The transaction is subject to receipt of Cortland Bancorp shareholder approval, the approval for listing on The NASDAQ Stock Market, the effectiveness of the Registration Statement on Form S-4, receipt of regulatory and other governmental approvals and customary regulatory approvals. The transaction was approved by the Board of Directors of both Farmers National Banc and Cortland Bancorp. As of September 27, 2021, Farmers National has filed with the Securities and Exchange Commission (the SEC) a Registration Statement on Form S-4 that includes a proxy statement of Cortland and a prospectus of Farmers National, as well as other relevant documents concerning the proposed transaction. As of October 1, Farmers National Banc Corp. has given election deadline of October 25, 2021, to shareholders of Cortland to elect the form of consideration they wish to receive for their shares of Cortland common stock in connection with the proposed merger of Cortland. The Election Deadline may be extended, in which case Farmers and Cortland will issue a press release announcing the new election deadline. A special meeting of the shareholders of Cortland is being held on October 26, 2021 for purposes of considering and voting on a proposal to approve the Merger Agreement. As of October 4, 2021, the transaction has received the regulatory approvals, including approval from The Federal Reserve Bank of Cleveland and the Office of the Comptroller of the Currency. In October 2021 approval from all regulatory agencies and the SEC are received. Institutional Shareholder Services and Glass Lewis & Co. recommend that Cortland shareholders support the recommendation of the Board to vote in favor of the merger. The transaction has received the approval of Cortland's shareholders. As of October 27, 2021, the transaction is expected to close on November 1, 2021. The transaction is intended to close in the fourth quarter of 2021. Expect to complete the financial close by the first week of November 2021. The transaction is double-digit EPS accretion.

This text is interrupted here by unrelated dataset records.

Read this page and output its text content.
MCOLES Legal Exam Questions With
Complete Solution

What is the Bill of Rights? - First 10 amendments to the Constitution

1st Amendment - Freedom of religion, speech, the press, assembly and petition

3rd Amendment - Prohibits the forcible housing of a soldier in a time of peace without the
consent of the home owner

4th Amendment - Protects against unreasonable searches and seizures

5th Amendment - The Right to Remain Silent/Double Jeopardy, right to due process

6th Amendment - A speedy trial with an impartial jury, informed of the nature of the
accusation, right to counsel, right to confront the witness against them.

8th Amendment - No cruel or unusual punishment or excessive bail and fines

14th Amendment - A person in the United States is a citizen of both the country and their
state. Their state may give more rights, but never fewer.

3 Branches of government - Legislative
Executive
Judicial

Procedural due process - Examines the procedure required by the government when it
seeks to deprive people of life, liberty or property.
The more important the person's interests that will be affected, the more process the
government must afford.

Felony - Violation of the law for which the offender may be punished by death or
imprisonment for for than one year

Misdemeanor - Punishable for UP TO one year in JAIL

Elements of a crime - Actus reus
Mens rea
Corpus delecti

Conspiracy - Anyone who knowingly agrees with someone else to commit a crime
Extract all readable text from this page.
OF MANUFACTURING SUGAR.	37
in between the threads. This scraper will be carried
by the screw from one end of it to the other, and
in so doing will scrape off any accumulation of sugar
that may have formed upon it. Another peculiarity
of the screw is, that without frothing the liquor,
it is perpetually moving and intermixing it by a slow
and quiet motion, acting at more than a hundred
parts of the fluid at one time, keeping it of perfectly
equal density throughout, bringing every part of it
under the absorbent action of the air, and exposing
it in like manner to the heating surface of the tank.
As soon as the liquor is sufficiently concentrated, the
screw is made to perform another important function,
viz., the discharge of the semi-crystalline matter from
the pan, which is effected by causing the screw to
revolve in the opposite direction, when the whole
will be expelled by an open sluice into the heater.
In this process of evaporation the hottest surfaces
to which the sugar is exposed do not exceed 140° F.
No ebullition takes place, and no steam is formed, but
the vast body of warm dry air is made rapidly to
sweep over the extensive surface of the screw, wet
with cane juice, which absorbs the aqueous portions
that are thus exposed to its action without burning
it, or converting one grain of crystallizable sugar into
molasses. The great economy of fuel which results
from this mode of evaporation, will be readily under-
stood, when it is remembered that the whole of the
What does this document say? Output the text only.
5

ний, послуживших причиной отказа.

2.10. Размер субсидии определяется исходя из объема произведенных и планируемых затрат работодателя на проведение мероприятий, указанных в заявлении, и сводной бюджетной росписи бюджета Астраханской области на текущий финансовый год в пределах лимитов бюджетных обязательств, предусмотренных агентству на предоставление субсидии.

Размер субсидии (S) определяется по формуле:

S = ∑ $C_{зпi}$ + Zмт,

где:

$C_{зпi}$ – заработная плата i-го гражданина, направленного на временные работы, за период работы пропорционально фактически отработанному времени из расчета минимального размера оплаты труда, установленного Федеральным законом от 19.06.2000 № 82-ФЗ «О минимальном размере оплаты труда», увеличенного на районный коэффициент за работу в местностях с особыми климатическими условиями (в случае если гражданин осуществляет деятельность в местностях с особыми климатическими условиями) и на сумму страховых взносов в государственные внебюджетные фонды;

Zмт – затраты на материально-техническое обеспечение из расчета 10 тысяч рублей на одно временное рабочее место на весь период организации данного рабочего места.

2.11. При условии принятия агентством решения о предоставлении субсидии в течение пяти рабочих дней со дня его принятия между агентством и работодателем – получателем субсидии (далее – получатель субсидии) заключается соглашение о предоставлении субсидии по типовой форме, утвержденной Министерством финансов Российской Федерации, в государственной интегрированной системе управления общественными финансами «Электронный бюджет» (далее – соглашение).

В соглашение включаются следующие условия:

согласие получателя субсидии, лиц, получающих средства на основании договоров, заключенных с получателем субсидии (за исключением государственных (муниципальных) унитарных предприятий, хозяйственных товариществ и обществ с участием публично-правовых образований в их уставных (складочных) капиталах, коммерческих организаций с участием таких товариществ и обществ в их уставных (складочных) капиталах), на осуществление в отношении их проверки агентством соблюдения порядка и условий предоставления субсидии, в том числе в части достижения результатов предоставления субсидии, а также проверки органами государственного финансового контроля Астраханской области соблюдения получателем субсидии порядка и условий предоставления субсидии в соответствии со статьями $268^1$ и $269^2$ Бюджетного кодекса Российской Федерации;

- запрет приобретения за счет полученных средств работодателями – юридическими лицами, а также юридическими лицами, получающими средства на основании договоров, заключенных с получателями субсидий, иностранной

Raymond James & Associates, Inc. acted as the financial advisor, while J. Bret Treier of Vorys Sater Seymour & Pease acted as the legal advisor to Farmers National Banc. Piper Sandler Companies is serving as financial advisor and provided opinion to the Board of Directors of Cortland Bancorp. Francis X. Grady of Grady & Associates is serving as legal counsel to Cortland Bancorp. Advantage Proxy, Inc. is the proxy solicitor for Cortland Bancorp and will receive a fee of approximately $8,500 for its services. Piper Sandler will receive an advisory fee for its services in an amount equal to 1.50% of the aggregate transaction value, which fee is contingent upon the closing of the merger. At the time of announcement of the merger Piper Sandler's fee was approximately $1.9 million. Piper Sandler also received a $250,000 fee from Cortland upon rendering its opinion. Computershare Trust Company, Inc acted as transfer agent to Cortland in the transaction.